Parsing/Converting URI into readable format

It sometimes happends that links are provided in URI (URL symbols encoded into % symbols…)

You generally need to convert those back to correct URLs, example below:

# Example URI
testurl = 'https%3A%2F%2Fstatic.data.gouv.fr%2Fresources%2Fdonnees-hospitalieres-relatives-a-lepidemie-de-covid-19%2F20200505-190040%2Fdonnees-hospitalieres-covid19-2020-05-05-19h00.csv'
# Convert with following line:
urllib.parse.unquote(testurl)
'https://static.data.gouv.fr/resources/donnees-hospitalieres-relatives-a-lepidemie-de-covid-19/20200505-190040/donnees-hospitalieres-covid19-2020-05-05-19h00.csv'

A quick look at French testing data from scratch

Let’s quickly see how, from scratch, we can use code above to scrape testing data and plot it quickly.
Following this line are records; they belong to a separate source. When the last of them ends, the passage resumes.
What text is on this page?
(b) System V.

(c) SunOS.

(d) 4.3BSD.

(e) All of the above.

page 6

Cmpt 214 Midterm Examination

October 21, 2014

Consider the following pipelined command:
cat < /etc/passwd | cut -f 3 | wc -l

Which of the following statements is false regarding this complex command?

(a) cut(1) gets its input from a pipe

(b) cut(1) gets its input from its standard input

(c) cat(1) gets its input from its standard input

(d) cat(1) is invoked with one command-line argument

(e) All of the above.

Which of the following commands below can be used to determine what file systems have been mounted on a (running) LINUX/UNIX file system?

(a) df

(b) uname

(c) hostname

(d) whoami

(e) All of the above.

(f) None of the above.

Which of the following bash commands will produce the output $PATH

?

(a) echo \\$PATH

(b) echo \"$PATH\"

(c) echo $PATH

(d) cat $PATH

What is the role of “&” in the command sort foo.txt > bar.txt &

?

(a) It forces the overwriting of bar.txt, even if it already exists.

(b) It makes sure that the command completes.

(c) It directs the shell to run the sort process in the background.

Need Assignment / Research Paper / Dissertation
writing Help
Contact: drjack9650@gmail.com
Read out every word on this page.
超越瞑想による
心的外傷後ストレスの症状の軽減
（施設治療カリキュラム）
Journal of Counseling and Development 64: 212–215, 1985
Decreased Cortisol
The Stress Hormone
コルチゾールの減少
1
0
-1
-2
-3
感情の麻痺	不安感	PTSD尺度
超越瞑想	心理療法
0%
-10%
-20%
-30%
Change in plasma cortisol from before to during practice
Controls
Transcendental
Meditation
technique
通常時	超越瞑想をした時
Note the data only includes city testing centers and does not include hospital testing.

# Use main page URL
url_tests = 'https://www.data.gouv.fr/fr/datasets/donnees-relatives-aux-tests-de-depistage-de-covid-19-realises-en-laboratoire-de-ville/'
response_tests = requests.get(url_tests)
# Find correct CSV file URL
souptests = BeautifulSoup(response_tests.text, "html.parser")
testscsvurl = souptests.find_all('a', class_="btn btn-sm btn-primary")[1].get('href')
# Read CSV file into tests variable
rectests = requests.get(testscsvurl)
tests = pd.read_csv(io.StringIO(requests.get(testscsvurl).content.decode('utf-8')), sep=';', dtype={'dep': str, 'jour': str, 'hosp': int, 'rea': int, 'rad': int, 'dc': int}, parse_dates = ['jour'])
#hide
!pip install plotly==4.6.0
Collecting plotly==4.6.0
  Downloading https://files.pythonhosted.org/packages/15/90/918bccb0ca60dc6d126d921e2c67126d75949f5da777e6b18c51fb12603d/plotly-4.6.0-py2.py3-none-any.whl (7.1MB)
     |████████████████████████████████| 7.2MB 2.4MB/s 
Requirement already satisfied: retrying>=1.3.3 in /usr/local/lib/python3.6/dist-packages (from plotly==4.6.0) (1.3.3)
Requirement already satisfied: six in /usr/local/lib/python3.6/dist-packages (from plotly==4.6.0) (1.12.0)
Installing collected packages: plotly
  Found existing installation: plotly 4.4.1
    Uninstalling plotly-4.4.1:
      Successfully uninstalled plotly-4.4.1
Successfully installed plotly-4.6.0
#collapse_hide
import plotly.express as px
import plotly.graph_objects as go

# We want overall testing for France, se we groupby Day and sum: (filtering for clage_covid = 0 means not differentiated between age groups)
df = tests[tests.clage_covid=='0'].groupby(['jour']).sum()

fig = go.Figure(data=[
    go.Bar(name='Positive tests', x=df.index, y=df.nb_pos, marker_color='red'),
    go.Bar(name='Total tests', x=df.index, y=df.nb_test, marker_color='blue')
])

fig.update_layout(
    title= 'Daily positive and total testing data in France',
    xaxis_title = 'Date',
    yaxis_title = 'Number of tests (total and positive)',
    barmode='group'
)

fig.show()

Conclusion

Very easy to incorporate this into a python script to automate.

This is only the very basic of scraping, a lot more could be done, maybe in another blog post.